Afşar Timuçin’in ardından...



“Ölüme gelince, ona kendimizi hazırlamamız gerekir. Cicero, Felsefe yapmak ölüme hazırlanmaktan başa bir şey değildir dermiş. Montaigne de kısa yoldan “ Felsefe yapmak ölmeyi öğrenmektir.” der. …Montaigne’e göre Eğitimin amacı insana doğru düşünmesini öğretmektir.
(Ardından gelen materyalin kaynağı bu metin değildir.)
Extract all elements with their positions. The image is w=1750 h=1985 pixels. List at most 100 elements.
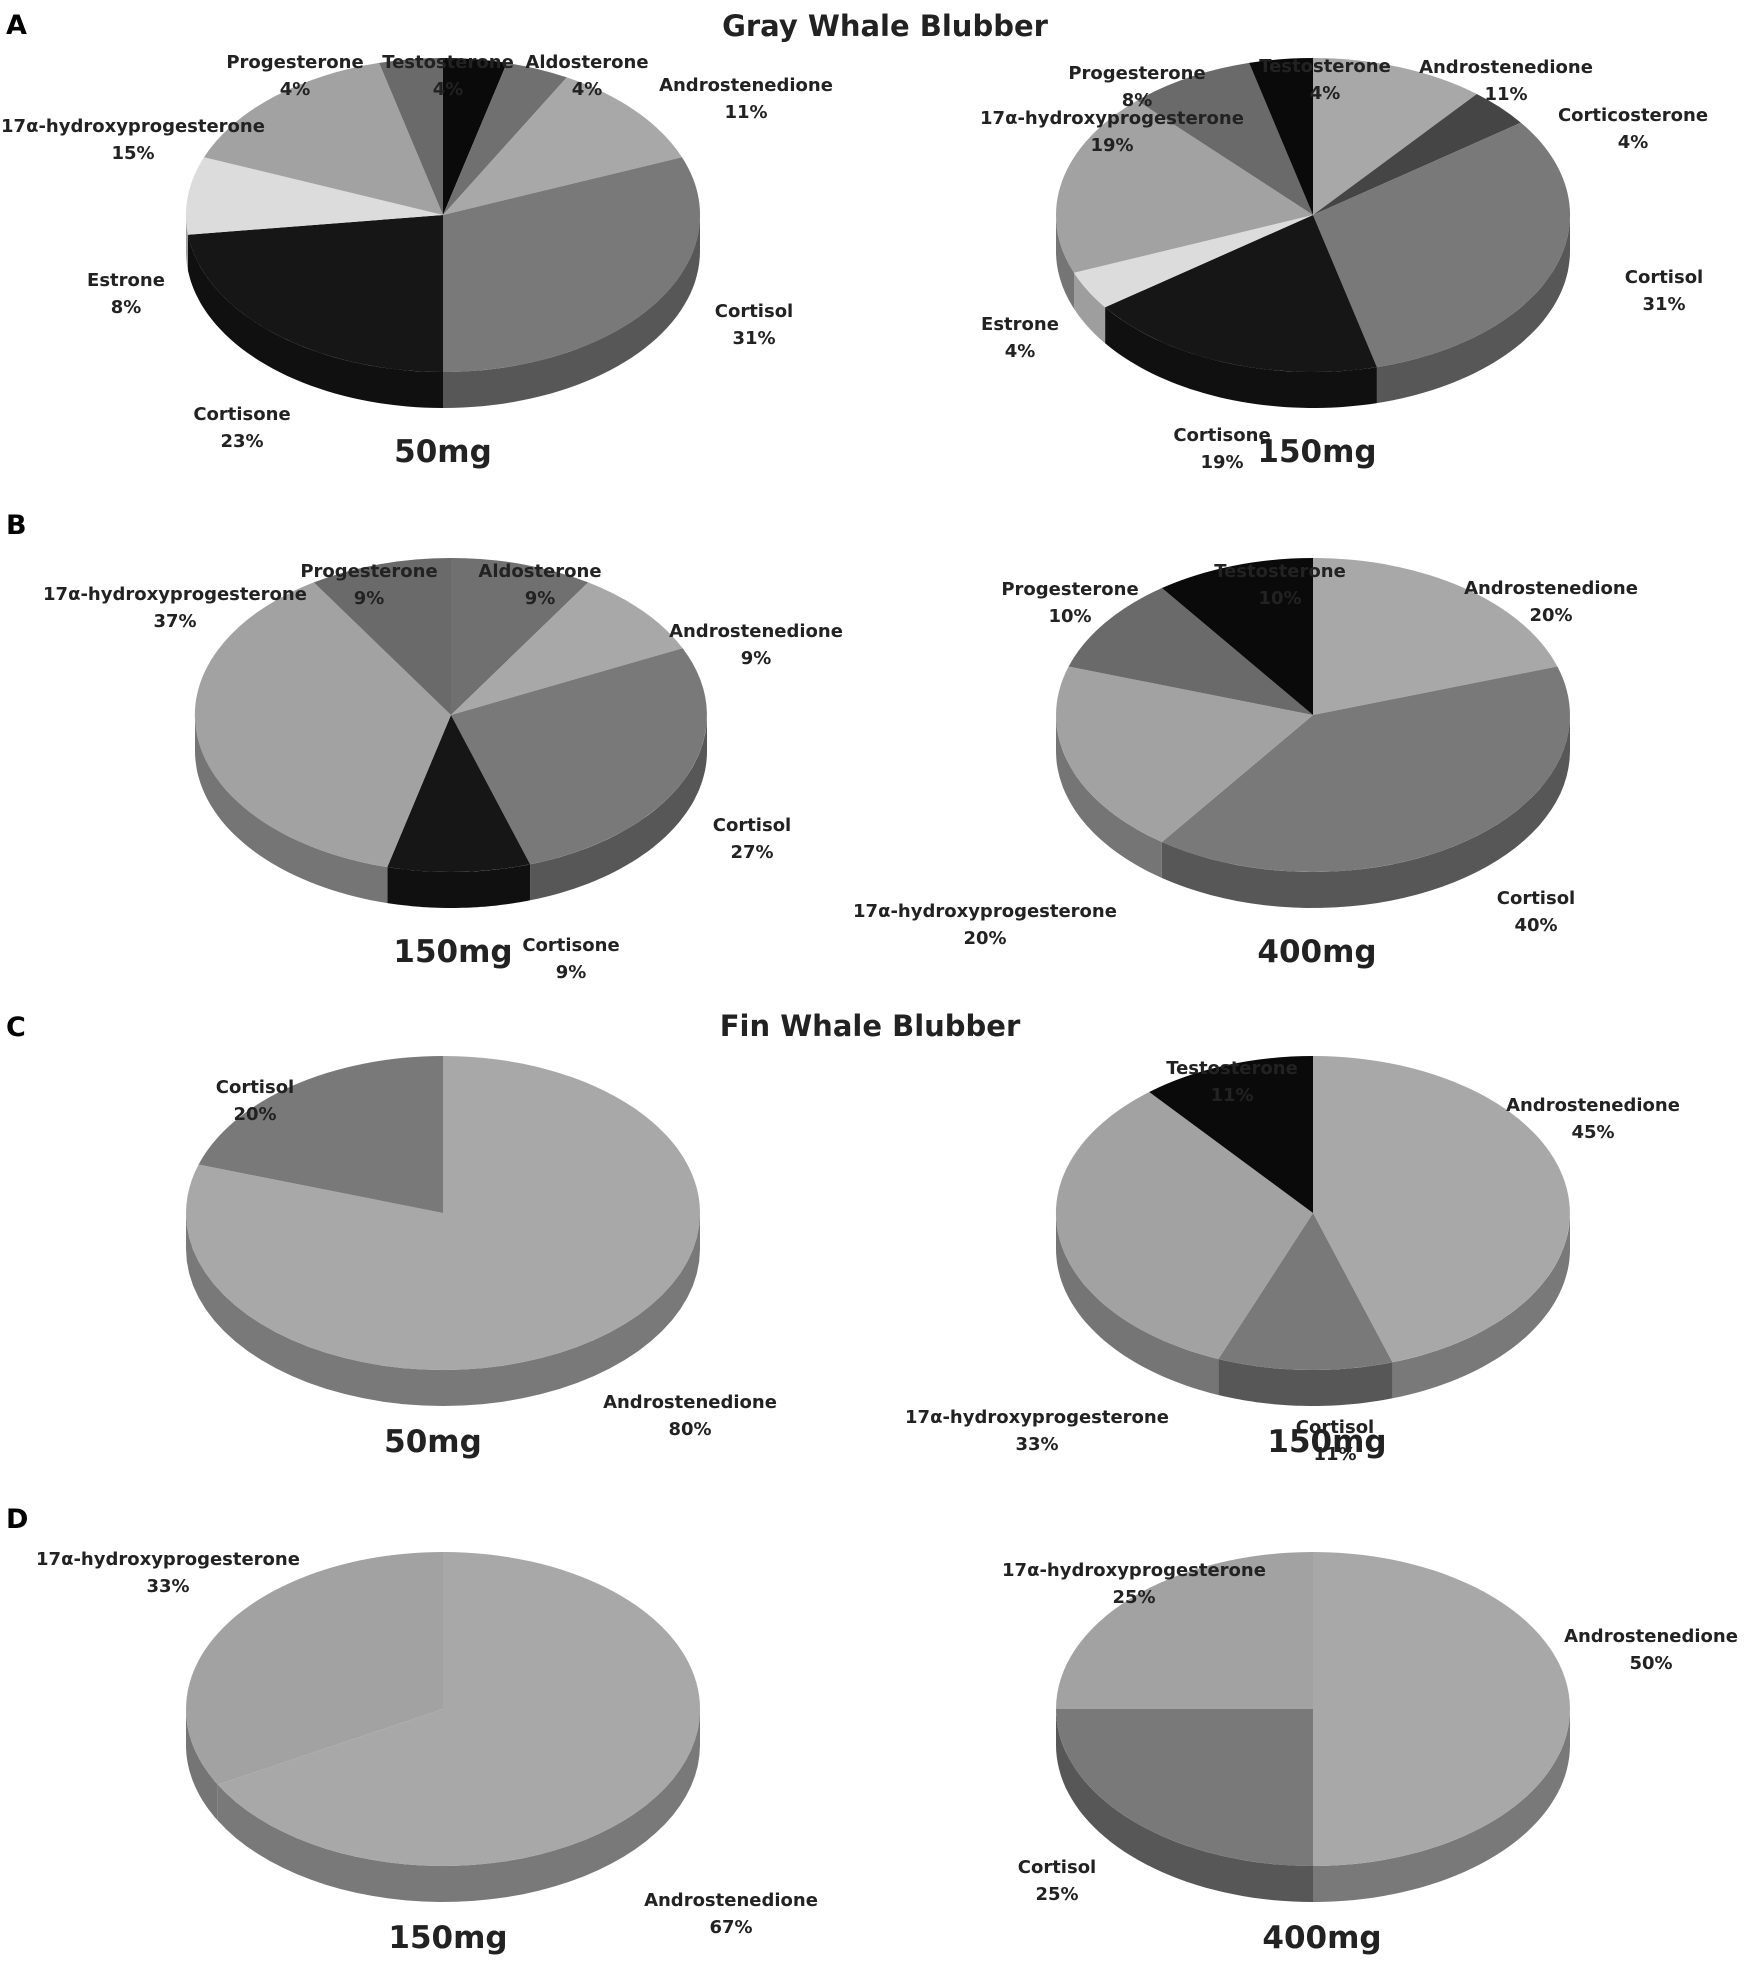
slice-label-value: 19% [1090, 135, 1133, 156]
slice-label-name: Testosterone [1259, 56, 1391, 77]
pie-top [185, 57, 701, 372]
slice-label-name: Aldosterone [478, 561, 601, 582]
slice-label-name: 17α-hydroxyprogesterone [43, 584, 307, 605]
pie-slice-3 [1056, 1552, 1313, 1709]
pie-side-1 [1313, 1709, 1570, 1902]
pie-side-1 [186, 1213, 700, 1406]
pie-top [1056, 558, 1570, 872]
pie-top [186, 1552, 701, 1866]
panel-title-c: Fin Whale Blubber [720, 1009, 1021, 1043]
slice-label-value: 50% [1629, 1653, 1672, 1674]
dose-label: 400mg [1257, 934, 1376, 970]
slice-label-name: 17α-hydroxyprogesterone [1, 116, 265, 137]
slice-label-name: Androstenedione [1506, 1095, 1680, 1116]
pie-slice-2 [1218, 1213, 1393, 1370]
slice-label-value: 80% [668, 1419, 711, 1440]
slice-label-value: 31% [1642, 294, 1685, 315]
pie-slice-5 [1074, 215, 1313, 308]
pie-slice-1 [1313, 58, 1477, 215]
slice-label-value: 10% [1048, 606, 1091, 627]
pie-side-4 [1105, 307, 1377, 408]
pie-chart-4: Androstenedione 20% Cortisol 40% 17α-hydroxy… [853, 558, 1638, 970]
slice-label-name: Androstenedione [659, 75, 833, 96]
slice-label-value: 20% [1529, 605, 1572, 626]
pie-side-2 [1056, 1709, 1313, 1902]
slice-label-name: Cortisone [522, 935, 619, 956]
pie-side-2 [186, 1709, 218, 1821]
pie-slice-2 [198, 1056, 443, 1213]
slice-label-value: 33% [146, 1576, 189, 1597]
slice-label-name: 17α-hydroxyprogesterone [1002, 1560, 1266, 1581]
slice-label-value: 23% [220, 431, 263, 452]
panel-letter-c: C [6, 1012, 26, 1043]
pie-slice-1 [443, 57, 507, 215]
slice-label-name: Cortisol [1018, 1857, 1096, 1878]
pie-side-6 [1056, 215, 1074, 309]
pie-side-5 [1074, 272, 1106, 344]
pie-slice-1 [451, 557, 589, 715]
pie-chart-1: Testosterone 4% Aldosterone 4% Androstenedio… [1, 52, 833, 470]
slice-label-value: 11% [1210, 1085, 1253, 1106]
slice-label-value: 4% [433, 79, 464, 100]
pie-side-6 [186, 215, 188, 271]
pie-chart-8: Androstenedione 50% Cortisol 25% 17α-hydroxy… [1002, 1552, 1738, 1956]
slice-label-name: 17α-hydroxyprogesterone [853, 901, 1117, 922]
slice-label-value: 9% [525, 588, 556, 609]
slice-label-name: Androstenedione [1564, 1626, 1738, 1647]
pie-side-wall [195, 715, 707, 908]
slice-label-name: Androstenedione [1419, 57, 1593, 78]
slice-label-value: 11% [1484, 84, 1527, 105]
pie-side-wall [1056, 1709, 1570, 1902]
slice-label-value: 40% [1514, 915, 1557, 936]
slice-label-value: 33% [1015, 1434, 1058, 1455]
pie-side-5 [195, 715, 388, 904]
pie-slice-1 [1313, 558, 1558, 715]
slice-label-value: 11% [724, 102, 767, 123]
pie-slice-5 [188, 215, 443, 372]
pie-slice-1 [186, 1056, 701, 1370]
pie-top [186, 1056, 701, 1370]
slice-label-value: 9% [354, 588, 385, 609]
pie-side-3 [530, 715, 707, 901]
slice-label-name: Testosterone [1166, 1058, 1298, 1079]
pie-chart-5: Androstenedione 80% Cortisol 20% 50mg [186, 1056, 777, 1460]
pie-slice-1 [217, 1552, 701, 1866]
pie-slice-3 [1313, 122, 1571, 368]
pie-top [194, 557, 707, 873]
pie-slice-2 [1056, 1709, 1313, 1866]
pie-side-4 [443, 215, 700, 408]
pie-top [1055, 1056, 1570, 1370]
slice-label-value: 25% [1035, 1884, 1078, 1905]
pie-side-3 [1056, 715, 1162, 878]
slice-label-value: 67% [709, 1917, 752, 1938]
slice-label-value: 4% [1005, 341, 1036, 362]
pie-slice-2 [451, 582, 683, 715]
slice-label-value: 10% [1258, 588, 1301, 609]
slice-label-name: 17α-hydroxyprogesterone [980, 108, 1244, 129]
slice-label-name: Testosterone [382, 52, 514, 73]
dose-label: 400mg [1262, 1920, 1381, 1956]
slice-label-value: 9% [556, 962, 587, 983]
pie-slice-2 [186, 1552, 443, 1785]
slice-label-name: Progesterone [1001, 579, 1138, 600]
pie-side-4 [387, 864, 531, 908]
slice-label-name: 17α-hydroxyprogesterone [905, 1407, 1169, 1428]
slice-label-value: 37% [153, 611, 196, 632]
slice-label-value: 4% [1618, 132, 1649, 153]
slice-label-name: Cortisol [715, 301, 793, 322]
pie-side-wall [1056, 715, 1570, 908]
slice-label-name: Androstenedione [669, 621, 843, 642]
slice-label-name: Testosterone [1214, 561, 1346, 582]
slice-label-value: 19% [1200, 452, 1243, 473]
slice-label-value: 27% [730, 842, 773, 863]
pie-top [1055, 57, 1571, 373]
pie-slice-3 [1056, 666, 1313, 842]
pie-slice-4 [1149, 1056, 1313, 1213]
dose-label: 50mg [394, 434, 492, 470]
dose-label: 150mg [393, 934, 512, 970]
pie-slice-4 [443, 157, 701, 372]
pie-side-wall [1056, 1213, 1570, 1406]
slice-label-value: 8% [111, 297, 142, 318]
slice-label-name: Progesterone [300, 561, 437, 582]
dose-label: 150mg [388, 1920, 507, 1956]
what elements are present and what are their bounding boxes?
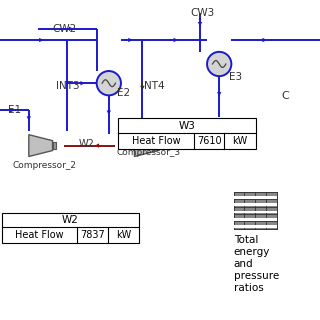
Text: W2: W2 bbox=[62, 215, 79, 225]
Bar bbox=[234, 196, 277, 199]
Text: CW2: CW2 bbox=[53, 24, 77, 34]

Zihnin doğrulara ulaşması için bilincin aydınlık olması, bilincin aydınlık olması için de iyi bir eğitimden geçmesi gerekir.”

Gerçekçi Düşüncenin Kaynakları, 2.kitap,Gerçekçi Düşüncenin Gelişimi, sayfa 80


Afşar Timuçin’den Estetik, Sanat Felsefesi Tarihi, Düşünce Tarihi, Metin İncelemeleri dersleri verdiği seminer programına Toplumsal Araştırmalar Vakfı’nda ve İstanbul Üniversitesi’nde Sinema Klübü seminerlerinde toplam 2 yıl katıldım. Kendisiyle doğrudan sohbet etmek, birlikte ortak okuduğumuz metinler hakkında tartışmak mümkün olduğu için kendi adıma şanslıyım. Hayatımın ilk gençlik yıllarında Gerçek Aydın insanlarla benim saygı duyduğum, eserlerini okuduğum insanlarla karşılaşmak benim açımdan şanslı olduğum konulardan birisiydi. Zamanımın nasıl verimli, üretken, entellektüel sanat kimliğimin oluşmasına katkı sağladığını bugün ilerleyen yaşlarımda fark ediyorum. Benim kendimle ilgili yapmam gereken önemli hamlelerden birisi belki daha gençlik yıllarımda öğretmenlik yerine bir sanatçı kimliği olarak toplumun içine kendimi fırlatmalıydım. Daha mütevazi yollardan kendi içime dönük yollara sapmış olmam bana zaman kaybettirdi. Bana zihnime ufuklar açan insanlar olduğu gibi benim enerjime iyi gelmeyen ruhuma zarar veren durumlar da oldu. Ruhuma zarar veren durumlardan dolayı bugün olmam gereken noktada değilim, toplumun ilerisinde fark edilen, değer, saygı gören bir statüde iktidar kurmak bana iyi gelirmiydi bilmiyorum. Ben anarşizm feminizme yakın akışkan bir oluşumum varken, Afşar Timuçin ile şimdi kendimi kıyasladığımda o daha stabil, kararlı, diyalektik düşünceye inanıyor ancak oldukça ılımlı bir şekilde kendi kabuğunda sanat ve felsefi düşüncelerle toplumun değişebileceğine ilişkin bir umudu var. 1968 tarihsel kuşağının son kırıntı insanlarından birisi belki de bu nedenle sadece fikirleri bu noktada kaldı. Descartes ve Fransız Aydınlanması daha çok onun zihinsel şemasını oluşturan tarihsel arkaplan. Fransız Aydınlanmasını Türkiye’de Türkçe irdelemiş en geniş kapsamlı düşünen insandır. Flaubert, Montaigne, Kant, Descartes, Shakespeare en sevdiklerinden, yapıtlarında olumluyor  sanatçı ve filozof kişilerini.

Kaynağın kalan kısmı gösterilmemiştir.